Saturday, December 26, 2009

I'll have a blue Christmas in 1964

It was difficult to get excited about Christmas. My Nanny Gardner had died the night before Thanksgiving, so that was a somber holiday for all of us. Now that Christmas is upon us I'm missing her presence even more. It's odd for me to go to her house now. Pop-Pop is still there, and soon Uncle Pat and Aunt Irene along with their kids Janet and Patti, will be moving in with him, but it's strange that it won't be Nanny's house any more.
Nanny's little dog Tippy does not take her death well either. She hides under Nanny's bed and won't come out for days. My mother finally coaxes her out, but she's not the same dog any longer. Tippy broods and cowers. She trembles when you try to pet her, and finally she begins snapping at everyone. Tippy gets more and more withdrawn and her temperament worsens. Eventually she is put to sleep.
I didn't go to Nanny's funeral. I just couldn't face looking at her dead body lying in a coffin. I stayed home from school that day, but no one and I mean no one could drag me to her funeral.
I ask for things for Christmas like I normally do. Some Airfix toy soldiers, the Afrika Korps board game from Avalon Hill and yes, I do ask for a G.I. Joe. Doesn't really matter to me anyhow. I'm not in a very festive mood.
Dad doesn't help matters very much. His choice of Christmas trees usually isn't very good, and this year he brings home the worst one yet. This thing doesn't even look like a tree it looks more like some hideous shrub, even more scraggly than ever. Mom and I decorate it but that doesn't help, it seems to emphasize its ugliness.

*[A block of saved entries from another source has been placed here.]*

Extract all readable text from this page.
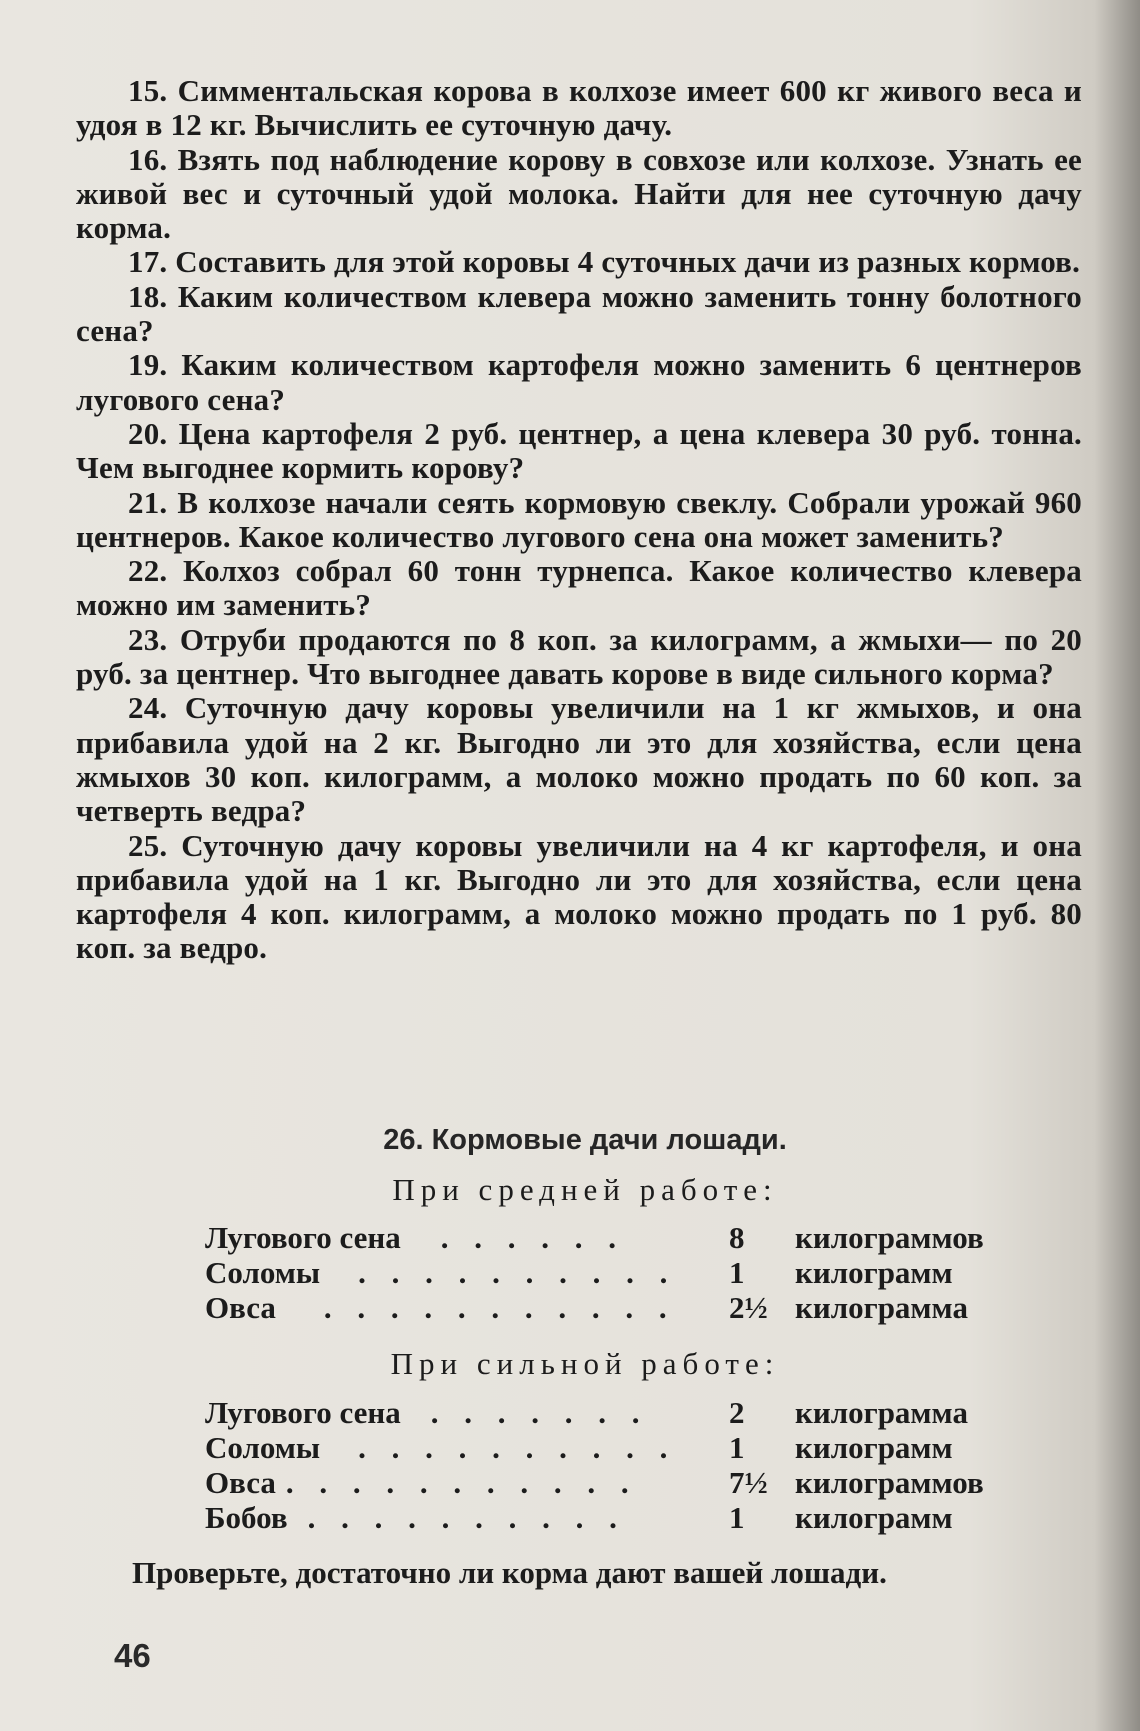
15. Симментальская корова в колхозе имеет 600 кг живого веса и удоя в 12 кг. Вычислить ее суточную дачу.

16. Взять под наблюдение корову в совхозе или колхозе. Узнать ее живой вес и суточный удой молока. Найти для нее суточную дачу корма.

17. Составить для этой коровы 4 суточных дачи из разных кормов.

18. Каким количеством клевера можно заменить тонну болотного сена?

19. Каким количеством картофеля можно заменить 6 центнеров лугового сена?

20. Цена картофеля 2 руб. центнер, а цена клевера 30 руб. тонна. Чем выгоднее кормить корову?

21. В колхозе начали сеять кормовую свеклу. Собрали урожай 960 центнеров. Какое количество лугового сена она может заменить?

22. Колхоз собрал 60 тонн турнепса. Какое количество клевера можно им заменить?

23. Отруби продаются по 8 коп. за килограмм, а жмыхи— по 20 руб. за центнер. Что выгоднее давать корове в виде сильного корма?

24. Суточную дачу коровы увеличили на 1 кг жмыхов, и она прибавила удой на 2 кг. Выгодно ли это для хозяйства, если цена жмыхов 30 коп. килограмм, а молоко можно продать по 60 коп. за четверть ведра?

25. Суточную дачу коровы увеличили на 4 кг картофеля, и она прибавила удой на 1 кг. Выгодно ли это для хозяйства, если цена картофеля 4 коп. килограмм, а молоко можно продать по 1 руб. 80 коп. за ведро.

26. Кормовые дачи лошади.
При средней работе:
Лугового сена . . . . . .	8 килограммов
Соломы . . . . . . . . . . 1 килограмм
Овса . . . . . . . . . . . 2½ килограмма
При сильной работе:
Лугового сена . . . . . . .	2 килограмма
Соломы . . . . . . . . . . 1 килограмм
Овса . . . . . . . . . . .	7½ килограммов
Бобов . . . . . . . . . .	1 килограмм
Проверьте, достаточно ли корма дают вашей лошади.
46
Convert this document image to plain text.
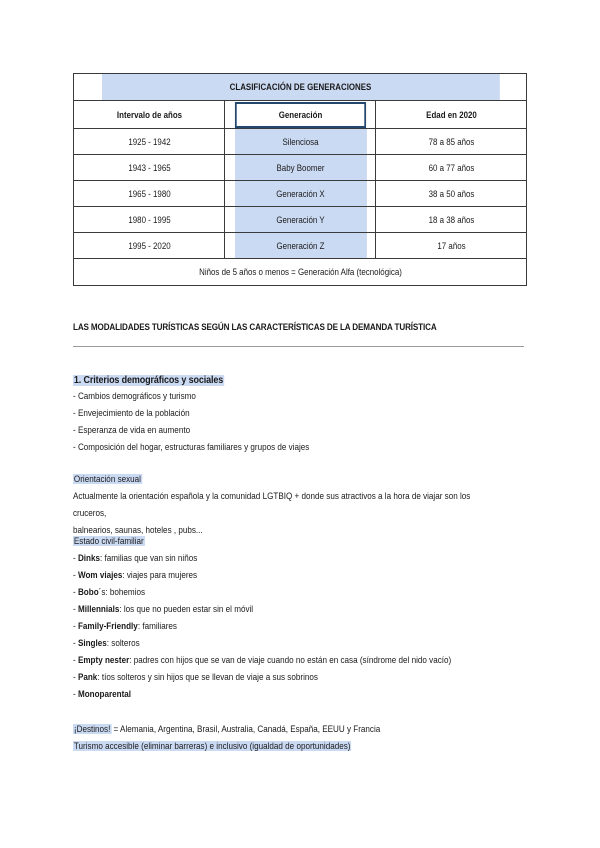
CLASIFICACIÓN DE GENERACIONES		
Intervalo de años	Generación	Edad en 2020
1925 - 1942	Silenciosa	78 a 85 años
1943 - 1965	Baby Boomer	60 a 77 años
1965 - 1980	Generación X	38 a 50 años
1980 - 1995	Generación Y	18 a 38 años
1995 - 2020	Generación Z	17 años
Niños de 5 años o menos = Generación Alfa (tecnológica)		
LAS MODALIDADES TURÍSTICAS SEGÚN LAS CARACTERÍSTICAS DE LA DEMANDA TURÍSTICA
1. Criterios demográficos y sociales
- Cambios demográficos y turismo
- Envejecimiento de la población
- Esperanza de vida en aumento
- Composición del hogar, estructuras familiares y grupos de viajes
Orientación sexual
Actualmente la orientación española y la comunidad LGTBIQ + donde sus atractivos a la hora de viajar son los cruceros,
balnearios, saunas, hoteles , pubs...
Estado civil-familiar
- Dinks: familias que van sin niños
- Wom viajes: viajes para mujeres
- Bobo´s: bohemios
- Millennials: los que no pueden estar sin el móvil
- Family-Friendly: familiares
- Singles: solteros
- Empty nester: padres con hijos que se van de viaje cuando no están en casa (síndrome del nido vacío)
- Pank: tíos solteros y sin hijos que se llevan de viaje a sus sobrinos
- Monoparental
¡Destinos! = Alemania, Argentina, Brasil, Australia, Canadá, España, EEUU y Francia
Turismo accesible (eliminar barreras) e inclusivo (igualdad de oportunidades)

The only consolation for me is that I can escape Gateway Regional High School for a while, and hopefully it will snow over the holiday and I can lose myself in the thrill of sledding down Freund's Cliff. It's pretty cold on Christmas Eve so maybe there's a chance of some snow in our future.
No such luck. I wake up Christmas morning and find out it's almost sixty degrees outside. It feels like spring more than winter. The unusually warm weather makes the whole holiday seem ridiculous, and I feel like I should be playing baseball rather than singing about winter wonderlands.
The warm air sticks around for several days and even then it doesn't get really cold until almost New Years'. We get some rain mixed with wet snow, but that just makes things more miserable. It's gray and rainy on New Year's day too, so I'm tortured by the Mummers parade on TV. I have to retreat upstairs to my room and my piles of comic books, losing myself in the adventures of Spider Man and the X-Men and others.
This is not my favorite Christmas, not by a long shot.
Nanny's dead, our tree is ugly and the weather just stinks.
Who ever thought I'd look forward to getting back to school?